On the way down to the river, Sergeant Tanner heard a soldier call out. Someone had found the buffer spring from an American rifle on the stairs. It was a distinctive part, and freshly oiled and clean. It meant a rifle had been broken apart and the spring had flown free.
This is bad, Tanner thought.
Down below, in the riverbed, Soto took point as the soldiers moved across the bridges. The sun set. The ambush site turned black.
The platoon spread through wheat fields, looking for signs. They found the blast hole. Was this where Dewater had been standing? Soto stood beside it, trying to work out what might have happened.
Where the fuck could this guy be?
Where?
This is where the attack started.
They had not seen any Taliban fighters down low on the trail. How could anyone have been captured?
“I found him,” a voice said.
Soto spun around.
Sergeant Tanner was there. Dewater was not.
“Where?” Soto said. “Where is he?”
“Look up,” Tanner
said. He swung the beam of his flashlight overhead, into the branches of a tree.
Dewater’s body hung from a branch. Tanner figured it was about two stories up. In a dimly lit glimpse Soto saw Dewater had only one leg. His uniform had been stained. He still wore his helmet. Its strap had held.
Soto went down to one knee. He raised his radio handset to his mouth.
“Break, break, break, break,” he said, using the convention for interrupting all traffic with important information.
Dewater, he knew, had died instantly.
The frequency went silent, letting Second Platoon send its message. Smith was beside him. He took the radio.

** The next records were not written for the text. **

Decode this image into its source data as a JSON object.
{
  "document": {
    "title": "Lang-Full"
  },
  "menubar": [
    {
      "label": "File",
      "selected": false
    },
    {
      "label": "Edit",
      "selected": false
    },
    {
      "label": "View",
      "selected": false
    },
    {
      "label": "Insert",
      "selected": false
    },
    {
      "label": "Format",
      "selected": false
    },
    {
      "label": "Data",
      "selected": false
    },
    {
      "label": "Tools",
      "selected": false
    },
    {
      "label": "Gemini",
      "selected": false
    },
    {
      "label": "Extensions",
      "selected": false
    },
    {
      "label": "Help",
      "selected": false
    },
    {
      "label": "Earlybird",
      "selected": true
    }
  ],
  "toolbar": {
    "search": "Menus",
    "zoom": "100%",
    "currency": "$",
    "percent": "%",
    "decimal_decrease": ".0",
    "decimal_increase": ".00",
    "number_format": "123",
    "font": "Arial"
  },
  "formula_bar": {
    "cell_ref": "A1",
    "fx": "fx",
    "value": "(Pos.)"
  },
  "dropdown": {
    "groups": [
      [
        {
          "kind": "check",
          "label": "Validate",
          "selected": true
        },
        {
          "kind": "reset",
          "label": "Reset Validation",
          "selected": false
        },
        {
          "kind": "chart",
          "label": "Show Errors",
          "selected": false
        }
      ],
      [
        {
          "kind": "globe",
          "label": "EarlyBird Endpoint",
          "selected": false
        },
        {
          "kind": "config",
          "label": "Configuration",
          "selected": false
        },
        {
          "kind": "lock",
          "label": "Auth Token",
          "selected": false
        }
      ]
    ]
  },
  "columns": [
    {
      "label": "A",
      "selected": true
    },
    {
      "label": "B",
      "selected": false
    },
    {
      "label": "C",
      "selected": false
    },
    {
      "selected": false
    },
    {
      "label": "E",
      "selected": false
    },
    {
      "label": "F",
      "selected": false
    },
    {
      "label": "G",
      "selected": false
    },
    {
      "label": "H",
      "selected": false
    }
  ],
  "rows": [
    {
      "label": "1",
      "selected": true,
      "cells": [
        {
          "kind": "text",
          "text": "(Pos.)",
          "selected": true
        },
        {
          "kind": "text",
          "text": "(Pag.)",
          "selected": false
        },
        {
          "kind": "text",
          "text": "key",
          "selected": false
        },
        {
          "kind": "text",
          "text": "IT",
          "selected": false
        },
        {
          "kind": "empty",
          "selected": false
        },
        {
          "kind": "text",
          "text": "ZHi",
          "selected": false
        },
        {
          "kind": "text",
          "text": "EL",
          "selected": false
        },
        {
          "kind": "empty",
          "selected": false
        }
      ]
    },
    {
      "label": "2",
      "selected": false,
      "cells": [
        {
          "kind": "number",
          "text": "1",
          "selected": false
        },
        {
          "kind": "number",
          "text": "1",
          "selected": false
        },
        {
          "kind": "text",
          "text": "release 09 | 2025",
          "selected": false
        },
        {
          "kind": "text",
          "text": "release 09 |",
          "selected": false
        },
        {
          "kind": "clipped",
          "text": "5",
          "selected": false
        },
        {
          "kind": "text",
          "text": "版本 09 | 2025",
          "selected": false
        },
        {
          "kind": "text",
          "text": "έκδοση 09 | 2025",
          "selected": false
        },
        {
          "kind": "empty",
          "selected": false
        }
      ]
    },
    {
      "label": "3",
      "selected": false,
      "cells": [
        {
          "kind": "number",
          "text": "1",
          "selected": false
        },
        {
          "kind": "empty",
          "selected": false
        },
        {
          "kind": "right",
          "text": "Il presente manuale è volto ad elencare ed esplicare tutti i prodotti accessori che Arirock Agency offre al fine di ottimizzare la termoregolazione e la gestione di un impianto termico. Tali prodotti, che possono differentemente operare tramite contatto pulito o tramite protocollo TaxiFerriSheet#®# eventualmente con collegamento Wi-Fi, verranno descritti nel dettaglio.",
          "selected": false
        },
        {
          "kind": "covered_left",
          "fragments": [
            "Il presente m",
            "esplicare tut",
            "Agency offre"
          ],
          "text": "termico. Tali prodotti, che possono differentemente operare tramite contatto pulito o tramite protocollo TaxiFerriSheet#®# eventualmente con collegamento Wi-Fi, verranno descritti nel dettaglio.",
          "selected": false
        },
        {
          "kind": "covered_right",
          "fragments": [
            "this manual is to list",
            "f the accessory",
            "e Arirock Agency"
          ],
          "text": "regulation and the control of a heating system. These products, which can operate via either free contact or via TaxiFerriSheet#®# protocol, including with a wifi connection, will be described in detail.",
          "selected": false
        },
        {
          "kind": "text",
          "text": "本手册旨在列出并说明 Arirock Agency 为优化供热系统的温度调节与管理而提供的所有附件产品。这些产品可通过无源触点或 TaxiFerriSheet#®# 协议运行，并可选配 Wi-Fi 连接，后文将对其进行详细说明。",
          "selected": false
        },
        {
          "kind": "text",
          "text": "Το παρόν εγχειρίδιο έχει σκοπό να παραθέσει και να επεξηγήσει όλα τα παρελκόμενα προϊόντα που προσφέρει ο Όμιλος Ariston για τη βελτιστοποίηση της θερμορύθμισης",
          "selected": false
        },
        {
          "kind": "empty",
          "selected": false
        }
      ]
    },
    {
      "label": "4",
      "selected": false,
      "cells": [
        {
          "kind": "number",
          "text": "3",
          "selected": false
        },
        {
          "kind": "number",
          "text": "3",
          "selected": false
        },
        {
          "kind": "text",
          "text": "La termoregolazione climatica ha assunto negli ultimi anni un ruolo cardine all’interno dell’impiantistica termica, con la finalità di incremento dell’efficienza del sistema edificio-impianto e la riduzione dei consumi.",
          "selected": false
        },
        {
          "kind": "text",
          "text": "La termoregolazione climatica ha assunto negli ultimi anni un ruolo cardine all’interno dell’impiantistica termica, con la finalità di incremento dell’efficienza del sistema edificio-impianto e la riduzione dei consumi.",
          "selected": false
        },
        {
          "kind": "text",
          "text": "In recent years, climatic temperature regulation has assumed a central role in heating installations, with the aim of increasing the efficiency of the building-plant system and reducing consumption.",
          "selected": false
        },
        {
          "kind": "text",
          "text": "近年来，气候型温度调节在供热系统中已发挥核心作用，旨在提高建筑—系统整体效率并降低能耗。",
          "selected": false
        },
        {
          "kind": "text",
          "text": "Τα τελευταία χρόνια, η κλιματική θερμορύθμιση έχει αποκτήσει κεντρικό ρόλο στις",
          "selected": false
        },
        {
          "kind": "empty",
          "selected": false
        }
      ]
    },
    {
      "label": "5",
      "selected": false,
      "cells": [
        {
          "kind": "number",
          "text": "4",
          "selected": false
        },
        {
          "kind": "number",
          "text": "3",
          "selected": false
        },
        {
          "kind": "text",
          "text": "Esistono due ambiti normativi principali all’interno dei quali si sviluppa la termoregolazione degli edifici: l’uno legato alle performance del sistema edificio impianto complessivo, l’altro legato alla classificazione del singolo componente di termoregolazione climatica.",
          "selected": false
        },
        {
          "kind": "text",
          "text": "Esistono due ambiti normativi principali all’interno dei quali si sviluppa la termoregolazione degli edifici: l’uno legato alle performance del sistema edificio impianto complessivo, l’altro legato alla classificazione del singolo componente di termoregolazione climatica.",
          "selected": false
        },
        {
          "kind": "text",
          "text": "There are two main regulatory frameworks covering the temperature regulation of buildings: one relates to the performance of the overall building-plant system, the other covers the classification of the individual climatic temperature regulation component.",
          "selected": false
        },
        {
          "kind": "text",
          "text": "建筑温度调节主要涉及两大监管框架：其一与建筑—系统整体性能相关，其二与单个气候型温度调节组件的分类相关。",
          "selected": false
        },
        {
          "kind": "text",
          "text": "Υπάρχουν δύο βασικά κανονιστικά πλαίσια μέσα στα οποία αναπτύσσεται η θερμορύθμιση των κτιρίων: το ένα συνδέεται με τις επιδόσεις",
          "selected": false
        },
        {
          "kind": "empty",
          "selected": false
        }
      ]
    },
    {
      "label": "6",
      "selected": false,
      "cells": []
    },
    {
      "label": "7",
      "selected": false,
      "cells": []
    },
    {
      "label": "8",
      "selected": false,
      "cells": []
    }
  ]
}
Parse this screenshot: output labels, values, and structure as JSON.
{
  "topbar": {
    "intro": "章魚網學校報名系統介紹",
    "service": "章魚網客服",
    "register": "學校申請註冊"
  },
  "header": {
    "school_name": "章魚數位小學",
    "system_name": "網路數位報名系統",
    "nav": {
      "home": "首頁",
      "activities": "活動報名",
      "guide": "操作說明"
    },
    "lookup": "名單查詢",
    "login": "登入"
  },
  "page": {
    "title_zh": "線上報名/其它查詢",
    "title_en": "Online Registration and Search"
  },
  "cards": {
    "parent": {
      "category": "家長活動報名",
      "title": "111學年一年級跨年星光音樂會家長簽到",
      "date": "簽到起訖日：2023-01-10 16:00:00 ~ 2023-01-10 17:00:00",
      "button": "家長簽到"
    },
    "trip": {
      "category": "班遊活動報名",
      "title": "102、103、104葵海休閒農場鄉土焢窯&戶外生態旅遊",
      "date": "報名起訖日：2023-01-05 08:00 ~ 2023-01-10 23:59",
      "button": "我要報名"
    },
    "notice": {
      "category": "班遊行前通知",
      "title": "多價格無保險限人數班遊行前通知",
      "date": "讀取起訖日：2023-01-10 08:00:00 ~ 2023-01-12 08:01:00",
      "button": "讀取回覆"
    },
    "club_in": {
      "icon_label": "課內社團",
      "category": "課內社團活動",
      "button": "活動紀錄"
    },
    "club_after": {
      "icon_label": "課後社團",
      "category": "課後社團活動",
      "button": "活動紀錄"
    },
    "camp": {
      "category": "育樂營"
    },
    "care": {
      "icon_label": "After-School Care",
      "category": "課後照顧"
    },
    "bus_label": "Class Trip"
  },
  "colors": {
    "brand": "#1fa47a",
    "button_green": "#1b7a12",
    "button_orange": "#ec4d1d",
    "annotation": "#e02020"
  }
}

“We found him,” he said. He told Captain Howell that Dewater was in a tree and that the platoon would retrieve his remains and carry him back.
“Understand all,” Howell replied.
Another sergeant, Matthew Kuhn, climbed up the trunk and worked Dewater free. The soldiers placed him in a litter and lifted him. Slowly, in a processional, they made their way across both forks of the river, up and over the muddy and slippery switchback trail, to the staircase. They stopped repeatedly, panting, struggling to keep their friend on the litter.
On the staircase, Afghan soldiers watched. One raised a camera. Something in Soto snapped. He stepped between the lens and Dewater’s body.
“What the fuck you doing, man?” he shouted. “What do you think you’re taking a picture of? We don’t take pictures of you. Put that camera down.”
There was a language barrier. Soto was not getting what he needed. The soldier stood there, seemingly unsure what Soto wanted. Soto shoved the man. “We’ll fuck you up!” he said.
The Afghan soldier lowered the camera.
Soto seethed. He figured the soldier would sell the photograph. What, motherfucker? You want to show that picture to your stupid-ass Taliban friends? And you think you’re going to show that like it’s a fucking victory? You killed one guy with an explosive. After we just killed like sixteen of your guys. You had a big, complicated ambush and after that explosion you couldn’t even hit any of us?